After the end of the war, Gerhard Bienert was a member of the ensemble of the German Theater in Berlin until his death. He was one of the few actors in West Berlin who was allowed to work in both East and West Berlin after the construction of the Berlin Wall . From 1953 he also worked again in film and television productions, but exclusively for DEFA and television in the GDR , as in 1954 in Ernst Thälmann - son of his class .

Bienert was married to the actress Inge Herbrecht for the third time.
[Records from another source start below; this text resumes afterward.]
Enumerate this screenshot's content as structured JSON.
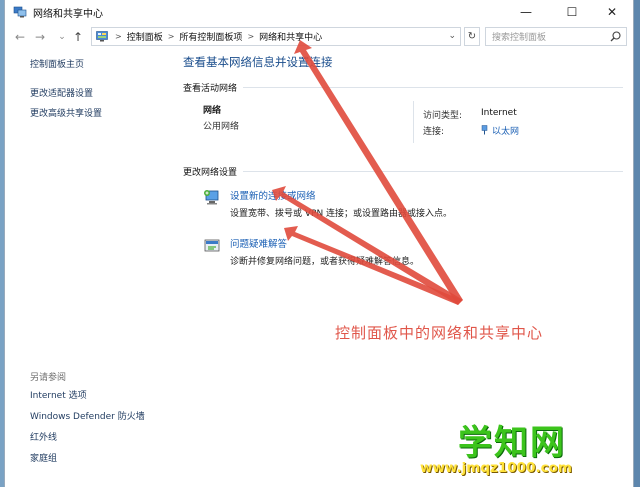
{
  "window": {
    "title": "网络和共享中心",
    "controls": {
      "minimize": "—",
      "maximize": "☐",
      "close": "✕"
    }
  },
  "nav": {
    "back": "←",
    "forward": "→",
    "up": "↑",
    "recent": "⌄"
  },
  "address": {
    "crumbs": [
      "控制面板",
      "所有控制面板项",
      "网络和共享中心"
    ],
    "search_placeholder": "搜索控制面板"
  },
  "sidebar": {
    "home": "控制面板主页",
    "items": [
      "更改适配器设置",
      "更改高级共享设置"
    ]
  },
  "see_also": {
    "heading": "另请参阅",
    "items": [
      "Internet 选项",
      "Windows Defender 防火墙",
      "红外线",
      "家庭组"
    ]
  },
  "main": {
    "title": "查看基本网络信息并设置连接",
    "active_networks_heading": "查看活动网络",
    "network_name": "网络",
    "network_type": "公用网络",
    "access_type_label": "访问类型:",
    "access_type_value": "Internet",
    "connections_label": "连接:",
    "connections_value": "以太网",
    "change_settings_heading": "更改网络设置",
    "tasks": [
      {
        "title": "设置新的连接或网络",
        "description": "设置宽带、拨号或 VPN 连接；或设置路由器或接入点。"
      },
      {
        "title": "问题疑难解答",
        "description": "诊断并修复网络问题，或者获得疑难解答信息。"
      }
    ]
  },
  "annotation": "控制面板中的网络和共享中心",
  "watermark": {
    "brand": "学知网",
    "url": "www.jmqz1000.com"
  },
  "colors": {
    "link": "#1a5fb4",
    "title": "#1a4d8c",
    "annotation": "#e0564a",
    "arrow": "#e04a3c"
  }
}
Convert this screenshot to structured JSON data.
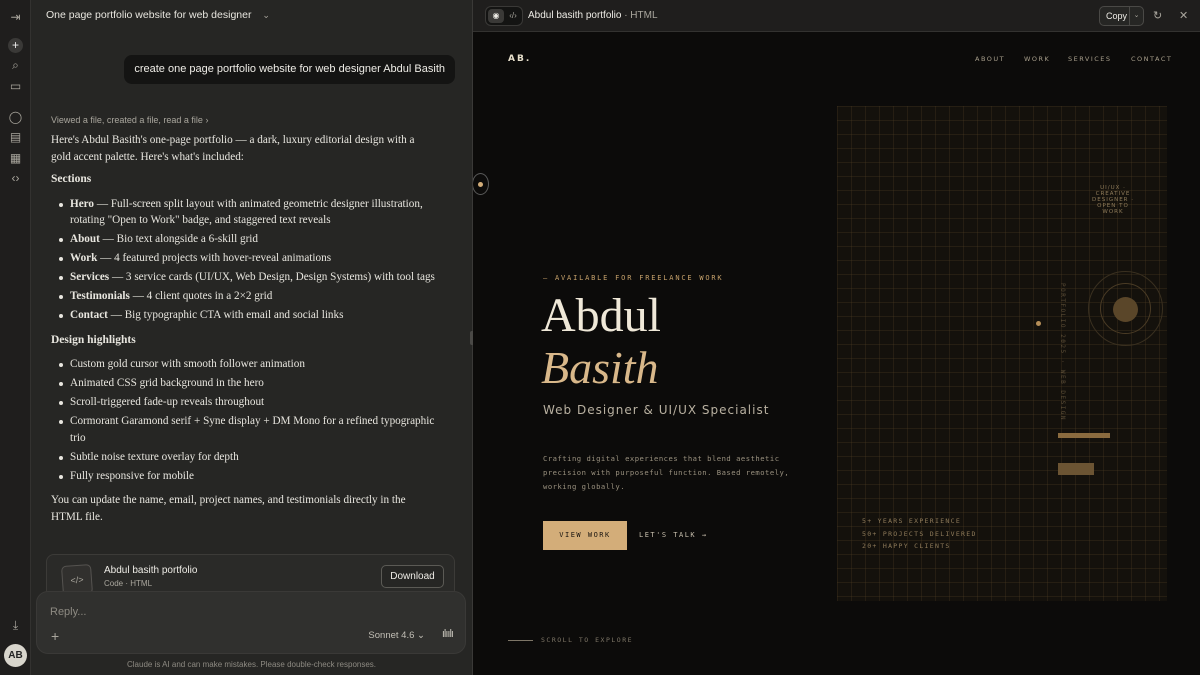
{
  "chat": {
    "title": "One page portfolio website for web designer",
    "user_message": "create one page portfolio website for web designer Abdul Basith",
    "tool_summary": "Viewed a file, created a file, read a file",
    "intro": "Here's Abdul Basith's one-page portfolio — a dark, luxury editorial design with a gold accent palette. Here's what's included:",
    "sections_heading": "Sections",
    "sections": [
      {
        "name": "Hero",
        "text": " — Full-screen split layout with animated geometric designer illustration, rotating \"Open to Work\" badge, and staggered text reveals"
      },
      {
        "name": "About",
        "text": " — Bio text alongside a 6-skill grid"
      },
      {
        "name": "Work",
        "text": " — 4 featured projects with hover-reveal animations"
      },
      {
        "name": "Services",
        "text": " — 3 service cards (UI/UX, Web Design, Design Systems) with tool tags"
      },
      {
        "name": "Testimonials",
        "text": " — 4 client quotes in a 2×2 grid"
      },
      {
        "name": "Contact",
        "text": " — Big typographic CTA with email and social links"
      }
    ],
    "highlights_heading": "Design highlights",
    "highlights": [
      "Custom gold cursor with smooth follower animation",
      "Animated CSS grid background in the hero",
      "Scroll-triggered fade-up reveals throughout",
      "Cormorant Garamond serif + Syne display + DM Mono for a refined typographic trio",
      "Subtle noise texture overlay for depth",
      "Fully responsive for mobile"
    ],
    "outro": "You can update the name, email, project names, and testimonials directly in the HTML file.",
    "artifact_name": "Abdul basith portfolio",
    "artifact_meta": "Code · HTML",
    "download_label": "Download",
    "reply_placeholder": "Reply...",
    "model": "Sonnet 4.6",
    "disclaimer": "Claude is AI and can make mistakes. Please double-check responses.",
    "avatar": "AB"
  },
  "panel": {
    "title": "Abdul basith portfolio",
    "subtitle": "· HTML",
    "copy_label": "Copy"
  },
  "site": {
    "logo": "AB.",
    "nav": [
      "ABOUT",
      "WORK",
      "SERVICES",
      "CONTACT"
    ],
    "available": "— AVAILABLE FOR FREELANCE WORK",
    "first_name": "Abdul",
    "last_name": "Basith",
    "role": "Web Designer & UI/UX Specialist",
    "description": "Crafting digital experiences that blend aesthetic precision with purposeful function. Based remotely, working globally.",
    "cta_primary": "VIEW WORK",
    "cta_secondary": "LET'S TALK →",
    "scroll_hint": "SCROLL TO EXPLORE",
    "stats": [
      "5+ YEARS EXPERIENCE",
      "50+ PROJECTS DELIVERED",
      "20+ HAPPY CLIENTS"
    ],
    "badge": "UI/UX · CREATIVE DESIGNER · OPEN TO WORK",
    "vertical_text": "PORTFOLIO 2025 · WEB DESIGN"
  },
  "colors": {
    "gold": "#d3ad79",
    "background": "#0c0b0a",
    "chat_bg": "#262624"
  }
}
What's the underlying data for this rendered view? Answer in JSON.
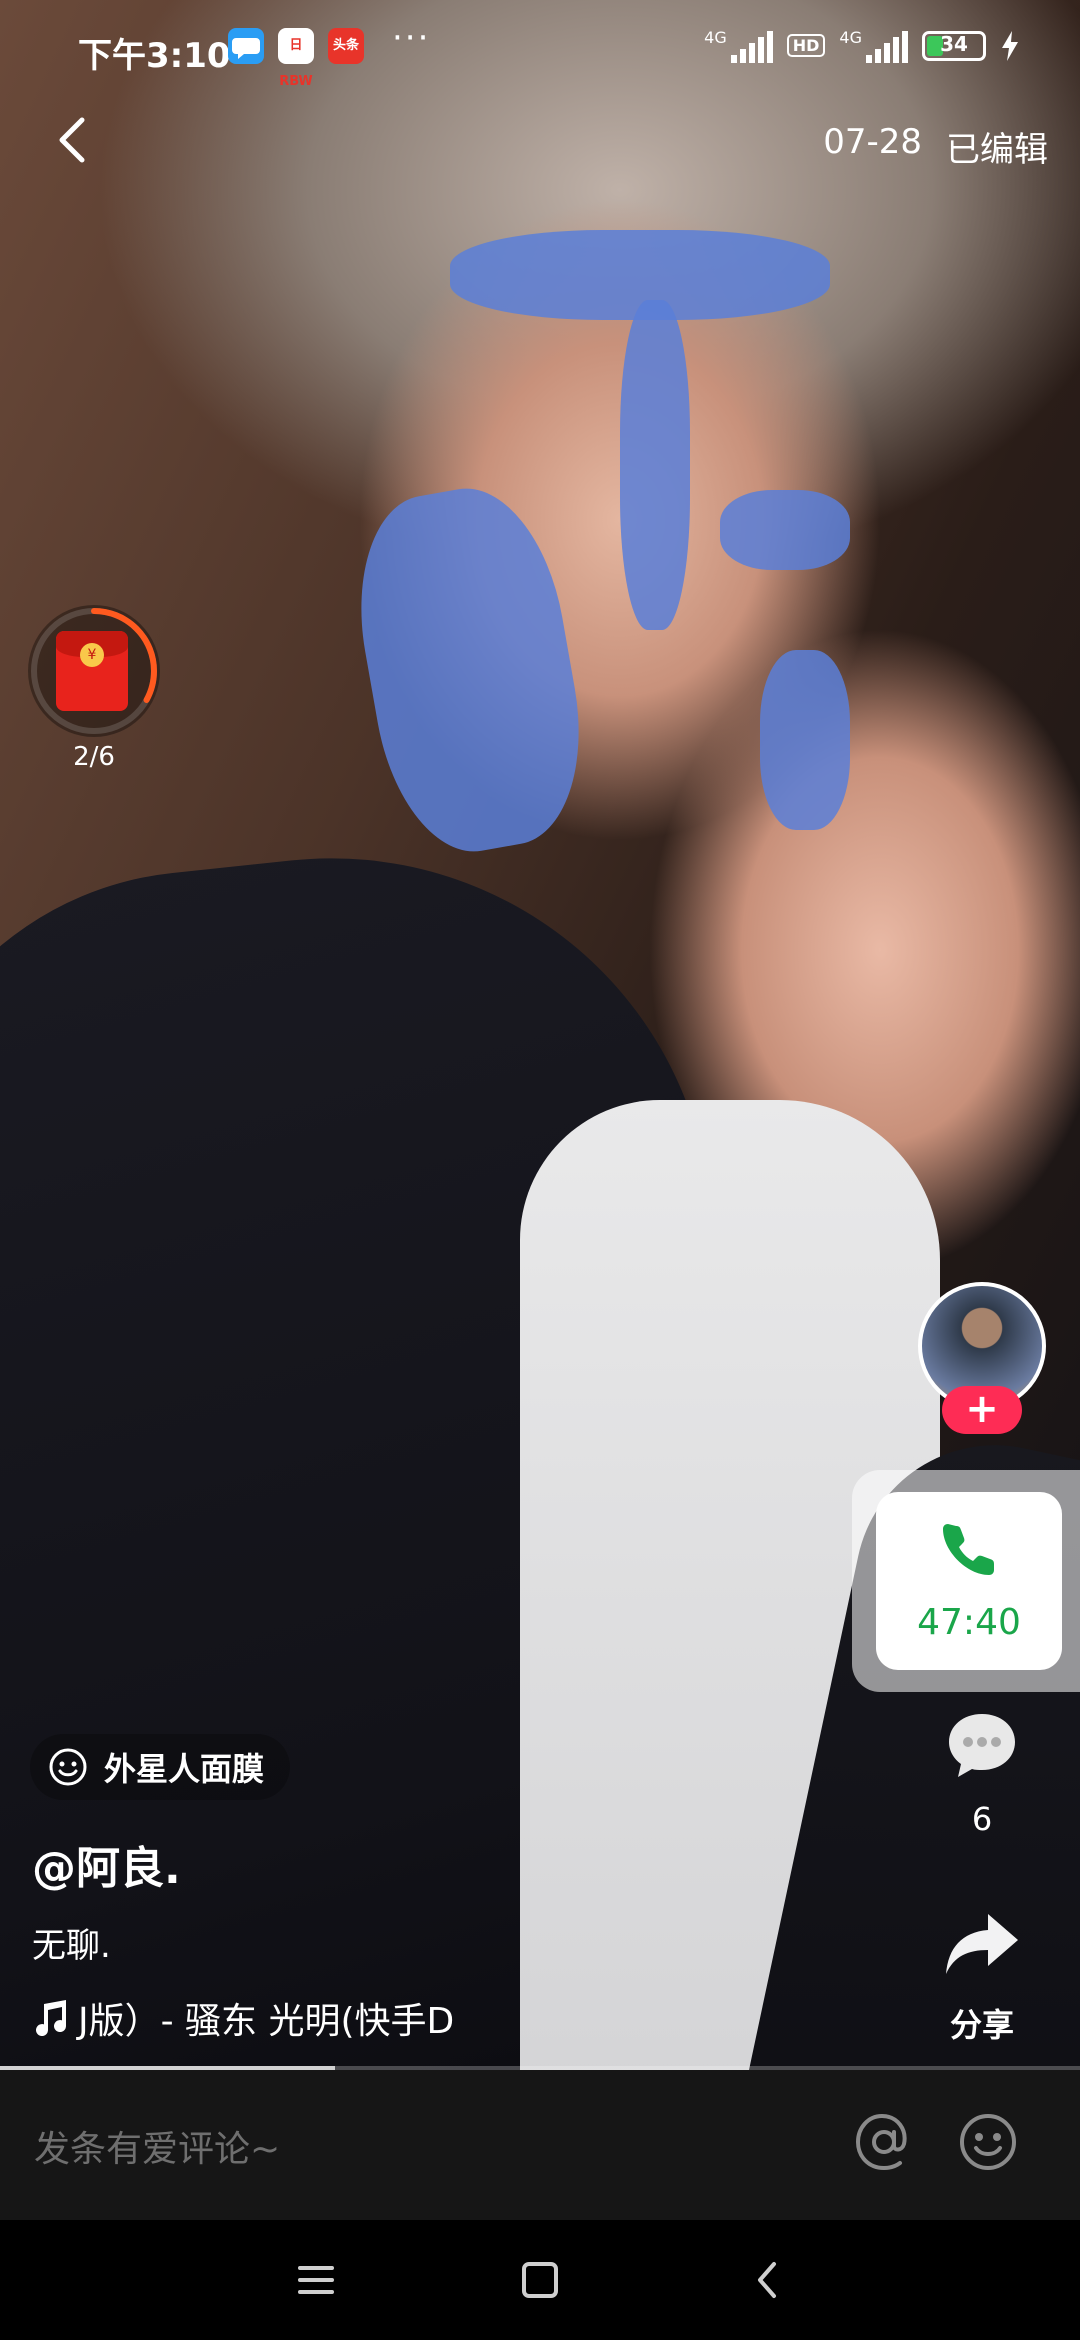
{
  "status_bar": {
    "time": "下午3:10",
    "app_icons": [
      {
        "name": "chat-app-icon",
        "color": "#2a9df4",
        "text": ""
      },
      {
        "name": "news-app-icon",
        "color": "#ffffff",
        "text": "日RBW"
      },
      {
        "name": "toutiao-icon",
        "color": "#e8342a",
        "text": "头条"
      }
    ],
    "more": "···",
    "network_1": "4G",
    "hd_badge": "HD",
    "network_2": "4G",
    "battery_level": "34",
    "battery_percent": 34,
    "charging_icon": "lightning-icon"
  },
  "top_bar": {
    "back_icon": "chevron-left-icon",
    "date": "07-28",
    "edited_label": "已编辑"
  },
  "red_packet": {
    "progress_text": "2/6",
    "progress_fraction": 0.33,
    "ring_color": "#ff5a1f"
  },
  "creator": {
    "follow_label": "+"
  },
  "call_card": {
    "duration": "47:40",
    "accent": "#1aa64a"
  },
  "actions": {
    "comment_count": "6",
    "share_label": "分享"
  },
  "video_info": {
    "effect_name": "外星人面膜",
    "username": "@阿良.",
    "caption": "无聊.",
    "music": "J版）- 骚东    光明(快手D"
  },
  "playback": {
    "progress_fraction": 0.31
  },
  "comment_bar": {
    "placeholder": "发条有爱评论~"
  },
  "colors": {
    "follow": "#fe2c55",
    "comment_bar_bg": "#161616"
  }
}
He was buried in the Zehlendorf forest cemetery in Berlin.

His written estate is in the archive of the Academy of Arts in Berlin.

Filmography (selection)

theatre

Radio plays

Awards

literature

  • Gerhard Bienert: A life in a thousand roles. Recorded from tape protocols by Dieter Reimer. Henschelverlag, Berlin 1989, ISBN 3-362-00249-8 .

Web links

Individual evidence

  1. Harry Waibel : Servants of many masters. Former Nazi functionaries in the Soviet Zone / GDR. Lang, Frankfurt am Main et al. 2011, ISBN 978-3-631-63542-1 , p. 41.
  2. Gerhard Bienert Archive Inventory overview on the website of the Academy of the Arts in Berlin.